Cleo looked at her feet and nodded.

“Girl, I’ve been there,” said Zoe.

“Me too,” said Audrey. “That man has had a bucket of ice coming for a long time.”

All three of them laughed. Cleo nodded at an Asian man in a business suit walking toward them with a hesitant expression.

“I think someone is looking for you,” she said.

“Who is he?” asked Audrey.

“Just a new friend,” said Zoe, laughing, and ran to meet him.

He whispered something in her ear, and she smiled.

“Enigma,” said Audrey, shaking her head. “I should probably go find Marshall. You okay here?”

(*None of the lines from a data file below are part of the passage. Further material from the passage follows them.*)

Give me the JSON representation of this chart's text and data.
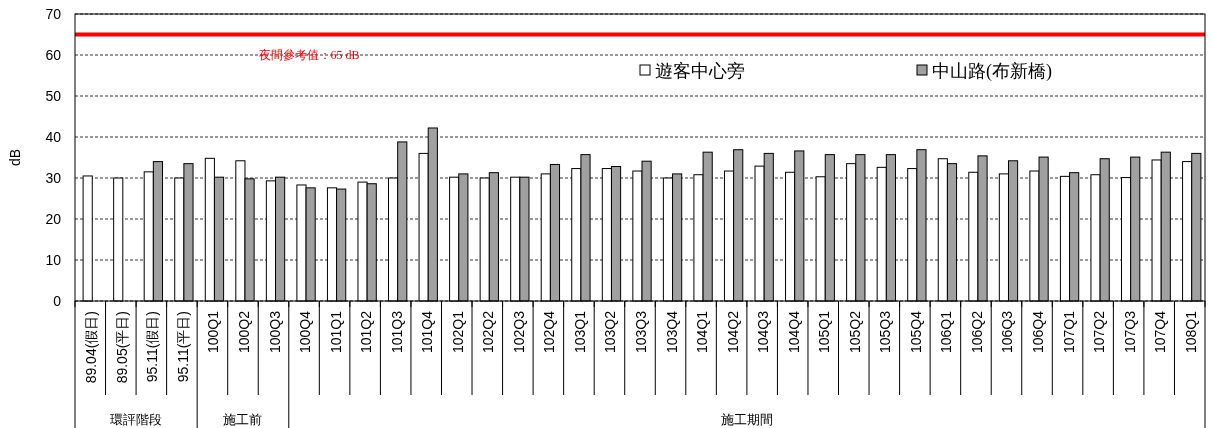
{
  "chart_data": {
    "type": "bar",
    "ylabel": "dB",
    "ylim": [
      0,
      70
    ],
    "yticks": [
      0,
      10,
      20,
      30,
      40,
      50,
      60,
      70
    ],
    "grid": "y",
    "legend": "top right",
    "categories": [
      "89.04(假日)",
      "89.05(平日)",
      "95.11(假日)",
      "95.11(平日)",
      "100Q1",
      "100Q2",
      "100Q3",
      "100Q4",
      "101Q1",
      "101Q2",
      "101Q3",
      "101Q4",
      "102Q1",
      "102Q2",
      "102Q3",
      "102Q4",
      "103Q1",
      "103Q2",
      "103Q3",
      "103Q4",
      "104Q1",
      "104Q2",
      "104Q3",
      "104Q4",
      "105Q1",
      "105Q2",
      "105Q3",
      "105Q4",
      "106Q1",
      "106Q2",
      "106Q3",
      "106Q4",
      "107Q1",
      "107Q2",
      "107Q3",
      "107Q4",
      "108Q1"
    ],
    "series": [
      {
        "name": "遊客中心旁",
        "color": "#ffffff",
        "values": [
          30.5,
          30,
          31.5,
          30,
          34.8,
          34.2,
          29.3,
          28.3,
          27.6,
          29,
          30,
          36,
          30.2,
          30,
          30.2,
          31,
          32.3,
          32.3,
          31.7,
          30,
          30.8,
          31.7,
          32.9,
          31.4,
          30.3,
          33.5,
          32.6,
          32.3,
          34.7,
          31.4,
          31,
          31.7,
          30.4,
          30.8,
          30.1,
          34.4,
          34
        ]
      },
      {
        "name": "中山路(布新橋)",
        "color": "#a0a0a0",
        "values": [
          null,
          null,
          34,
          33.5,
          30.2,
          29.8,
          30.2,
          27.6,
          27.3,
          28.6,
          38.8,
          42.2,
          31,
          31.3,
          30.2,
          33.3,
          35.7,
          32.8,
          34.1,
          31,
          36.3,
          36.9,
          36,
          36.6,
          35.7,
          35.7,
          35.7,
          36.9,
          33.5,
          35.4,
          34.2,
          35.1,
          31.3,
          34.7,
          35.1,
          36.3,
          36
        ]
      }
    ],
    "ref_lines": [
      {
        "axis": "y",
        "value": 65,
        "label": "夜間參考值：65 dB",
        "color": "#ff0000"
      }
    ],
    "annotations": [
      "環評階段",
      "施工前",
      "施工期間"
    ]
  }
}
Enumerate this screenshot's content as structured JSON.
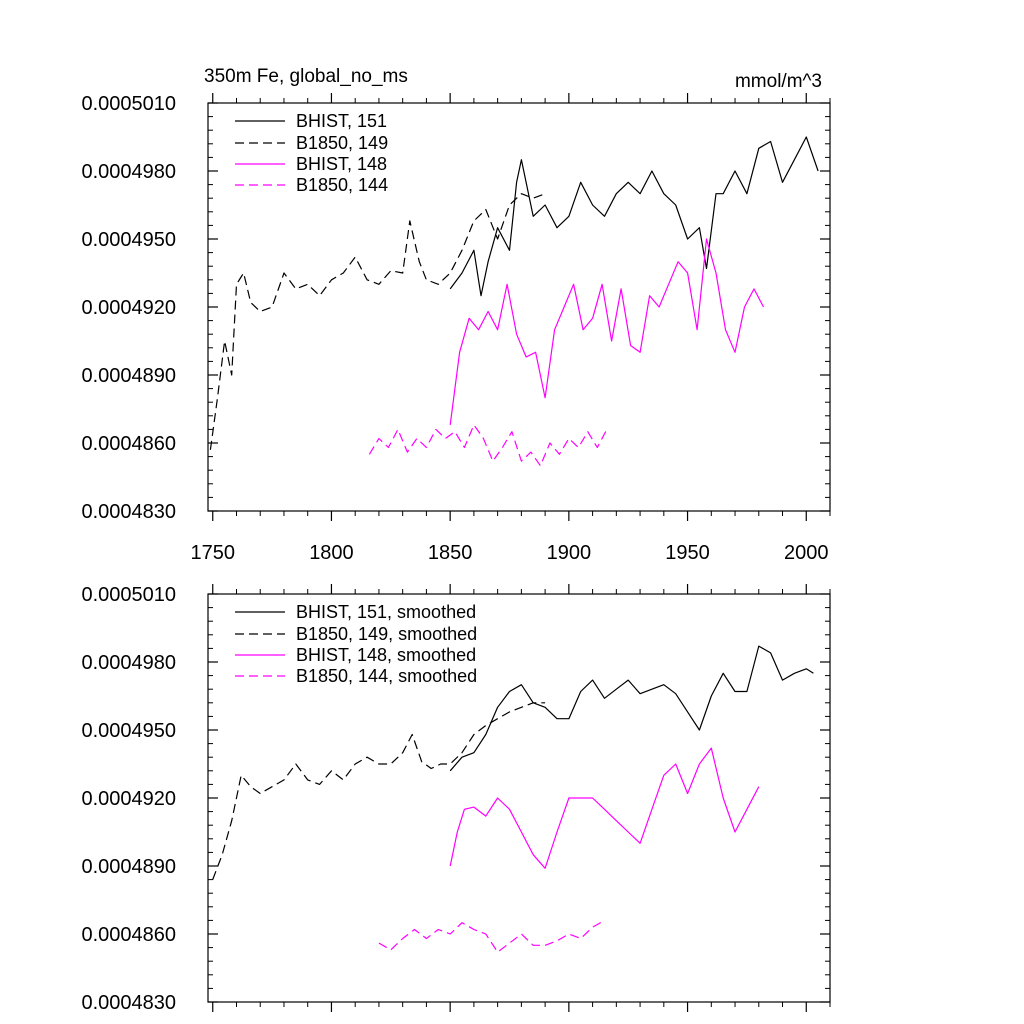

Cleo nodded and turned back to the water. The sirens flashed on, bathing the river in light. Red. Manhattan was stretched out before her like a handful of jewels. Blue. The city that never wanted you to leave. Red. So it offered you everything, anything. Blue. It was time to go.

CHAPTER SIXTEEN

August

Not so miraculously, I no longer have a job. I was not, however, “invited to leave,” which is a step up from last time. In fact, I invited myself. Somehow, coming into the city every day to write about condo developments, body scrubs, and energy drinks no longer seems so important. My father is sick. Sicker than sick, he is dying. First he fractured his hip slipping on the linoleum floor of That Home. Then he got pneumonia. Parkinson’s doesn’t kill people, his doctors keep reminding us. Everything else does.

*

My favorite nurse at the hospital is Stacy from Trinidad. She wears colors like kiwi green and neon fuchsia and tells me all the best nurse jokes. What did the nurse say when she found a rectal thermometer in her pocket? Some asshole has my pen!

*

My mother is skimming through one of the magazines in the waiting room while my father does yet another round of tests.

“None of this makes sense to me,” she says.

I assume she’s talking about his illness, the precariousness of life, health and wealth and all its implications, but she points to a page of ads in the magazine.